The most popular hook used while tip-up fishing is a treble hook, as they are incredibly versatile; however, some anglers also opt for Swedish-style hooks (especially the pike variety) or octopus hooks.
Many anglers agree that regarding hooks For tip ups – the smaller the hook, the better the fishing results with a tip-up rig and ice fishing in general. In the colder water, fish are lethargic and are less likely to greedily gulp down #4 to #6 sized hooks, which they have had an opportunity to inspect thoroughly.
Instead, fooling them with a smaller, well-hidden hook gives better results.
Most anglers choose to target the following fish while fishing with tip-up rigs:
|Fish Species||Fish size||Hook size|
|Bluegill||Panfish (small to medium)||#8 to #14 size octopus hook|
|Crappie||Panfish (small to medium)||#8 to #14 size octopus hook|
|Perch||Panfish (small to medium)||#8 to #14 size octopus hook|
|Walleye||Game fish (medium to large)||Walleye can be caught on hooks as small as #16 but generally between #6 to #8.|
|Lake trout||Game fish (medium to large)||#6 to #12 size hook works well for trout.|
|Northern pike||Game fish (medium to large)||#6 to #8 size for medium-sized fish, but for trophy-sized pike, you may need a #4 size hook.|
Some anglers disagree with using a tip-up setup for smaller fish, as they believe that smaller fish do not trip the tip-up sufficiently enough. Instead, they believe that tip-up efforts should be directed to catching lake trout, northern pike, and walleye.
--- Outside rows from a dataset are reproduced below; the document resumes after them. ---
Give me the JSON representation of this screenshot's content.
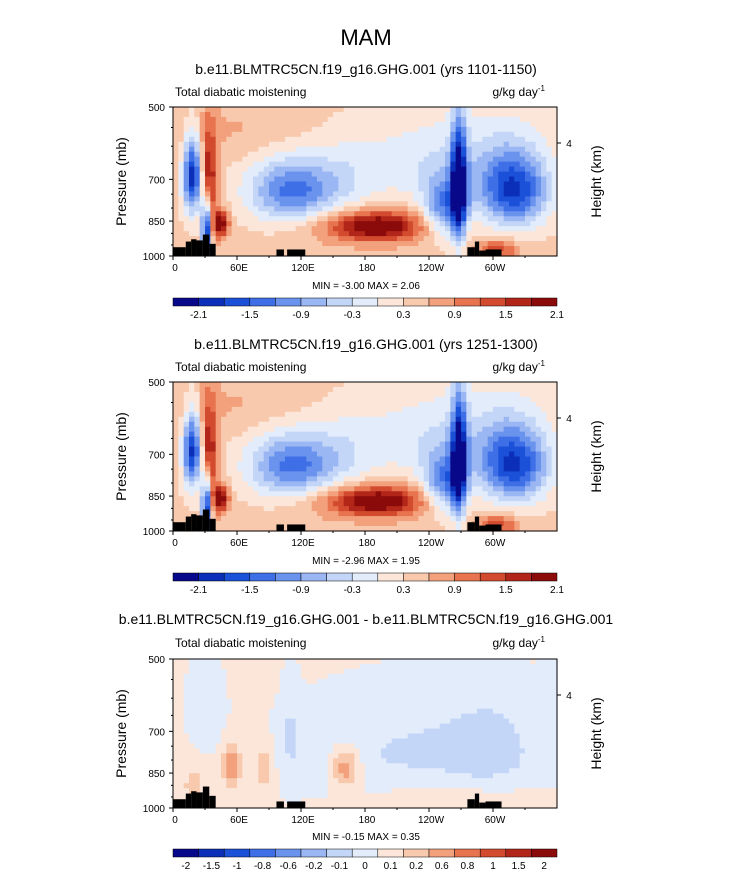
{
  "title": "MAM",
  "colors": {
    "scale": [
      "#08088a",
      "#0b2fb8",
      "#1b50d8",
      "#3e6fe6",
      "#6a93ee",
      "#9ab6f3",
      "#c4d6f7",
      "#e3ecfb",
      "#fbe6d9",
      "#f8c9ad",
      "#f2a17c",
      "#e8734f",
      "#d34b2f",
      "#b2261a",
      "#8a0b0a"
    ],
    "land": "#000000",
    "frame": "#000000"
  },
  "chart_data": [
    {
      "type": "heatmap",
      "subtitle": "b.e11.BLMTRC5CN.f19_g16.GHG.001 (yrs 1101-1150)",
      "left_label": "Total diabatic moistening",
      "units": "g/kg day",
      "units_exp": "-1",
      "ylabel": "Pressure (mb)",
      "ylabel_right": "Height (km)",
      "yticks": [
        "500",
        "700",
        "850",
        "1000"
      ],
      "ytick_values": [
        500,
        700,
        850,
        1000
      ],
      "right_tick": "4",
      "xticks": [
        "0",
        "60E",
        "120E",
        "180",
        "120W",
        "60W"
      ],
      "xtick_values": [
        0,
        60,
        120,
        180,
        240,
        300
      ],
      "xlim": [
        0,
        360
      ],
      "ylim": [
        500,
        1000
      ],
      "stats": "MIN = -3.00  MAX =  2.06",
      "colorbar_labels": [
        "-2.1",
        "-1.5",
        "-0.9",
        "-0.3",
        "0.3",
        "0.9",
        "1.5",
        "2.1"
      ],
      "colorbar_levels": [
        -2.4,
        -2.1,
        -1.8,
        -1.5,
        -1.2,
        -0.9,
        -0.6,
        -0.3,
        0,
        0.3,
        0.6,
        0.9,
        1.2,
        1.5,
        1.8,
        2.1
      ],
      "min": -3.0,
      "max": 2.06,
      "variant": "a"
    },
    {
      "type": "heatmap",
      "subtitle": "b.e11.BLMTRC5CN.f19_g16.GHG.001 (yrs 1251-1300)",
      "left_label": "Total diabatic moistening",
      "units": "g/kg day",
      "units_exp": "-1",
      "ylabel": "Pressure (mb)",
      "ylabel_right": "Height (km)",
      "yticks": [
        "500",
        "700",
        "850",
        "1000"
      ],
      "ytick_values": [
        500,
        700,
        850,
        1000
      ],
      "right_tick": "4",
      "xticks": [
        "0",
        "60E",
        "120E",
        "180",
        "120W",
        "60W"
      ],
      "xtick_values": [
        0,
        60,
        120,
        180,
        240,
        300
      ],
      "xlim": [
        0,
        360
      ],
      "ylim": [
        500,
        1000
      ],
      "stats": "MIN = -2.96  MAX =  1.95",
      "colorbar_labels": [
        "-2.1",
        "-1.5",
        "-0.9",
        "-0.3",
        "0.3",
        "0.9",
        "1.5",
        "2.1"
      ],
      "colorbar_levels": [
        -2.4,
        -2.1,
        -1.8,
        -1.5,
        -1.2,
        -0.9,
        -0.6,
        -0.3,
        0,
        0.3,
        0.6,
        0.9,
        1.2,
        1.5,
        1.8,
        2.1
      ],
      "min": -2.96,
      "max": 1.95,
      "variant": "b"
    },
    {
      "type": "heatmap",
      "subtitle": "b.e11.BLMTRC5CN.f19_g16.GHG.001 - b.e11.BLMTRC5CN.f19_g16.GHG.001",
      "left_label": "Total diabatic moistening",
      "units": "g/kg day",
      "units_exp": "-1",
      "ylabel": "Pressure (mb)",
      "ylabel_right": "Height (km)",
      "yticks": [
        "500",
        "700",
        "850",
        "1000"
      ],
      "ytick_values": [
        500,
        700,
        850,
        1000
      ],
      "right_tick": "4",
      "xticks": [
        "0",
        "60E",
        "120E",
        "180",
        "120W",
        "60W"
      ],
      "xtick_values": [
        0,
        60,
        120,
        180,
        240,
        300
      ],
      "xlim": [
        0,
        360
      ],
      "ylim": [
        500,
        1000
      ],
      "stats": "MIN = -0.15  MAX =  0.35",
      "colorbar_labels": [
        "-2",
        "-1.5",
        "-1",
        "-0.8",
        "-0.6",
        "-0.2",
        "-0.1",
        "0",
        "0.1",
        "0.2",
        "0.6",
        "0.8",
        "1",
        "1.5",
        "2"
      ],
      "colorbar_levels": [
        -2,
        -1.5,
        -1,
        -0.8,
        -0.6,
        -0.2,
        -0.1,
        0,
        0.1,
        0.2,
        0.6,
        0.8,
        1,
        1.5,
        2
      ],
      "min": -0.15,
      "max": 0.35,
      "variant": "diff"
    }
  ]
}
After the type of fish you are targeting, the next biggest determining factor for hook size is the size of the bait you are using.
Bait may actually play a more pivotal role in determining hook size than the fish species you are targeting. When using frozen bait (non-living bait), hook sizes of 16, 14, 12, and 10 are ideal choices.
If you are using live bait, like emerald shiners (blues) or smaller minnows, a size 10 or 8 is what you should aim for (but depending on the species, you could even go as small as a size 16, e.g., walleyes).
When using larger live bait, such as sucker minnows, then a hook-sized 8 or 6 would be optimal. Although, in most situations, if you used a size 10 or 8 hooks, it may still be sufficient.
The limiting factor is, is the hook strong enough to hold a fish of between 15 and 20 pounds?
And if so, what is the smallest-sized hook that can do that? Again, the smaller, the more beneficial when ice fishing.
Other popular baits include:
- Golden (and other live) shiners
- Frozen herring
- Raw chicken
The choice of which bait to use is a more or less personal preference. Many anglers swear by their preferred bait. The reality is, if it works for you, great!
Remember, fish (both live bait and the fish you’re targeting) are rather sluggish in the ice, so something that moves may entice a lazy fish into taking a bite; however, that is accomplished.
The benefits of using a tip-up when ice fishing are tremendous. You can cover more ground while not needing to be directly in control of your rig, or you can jig with a small handheld rod while the tip-up does the job of waiting for a bite.
When deciding what size hook to use with a tip-up, the important factors to consider are what type of fish you are targeting and what bait you are using. The smaller the hook, the better the results.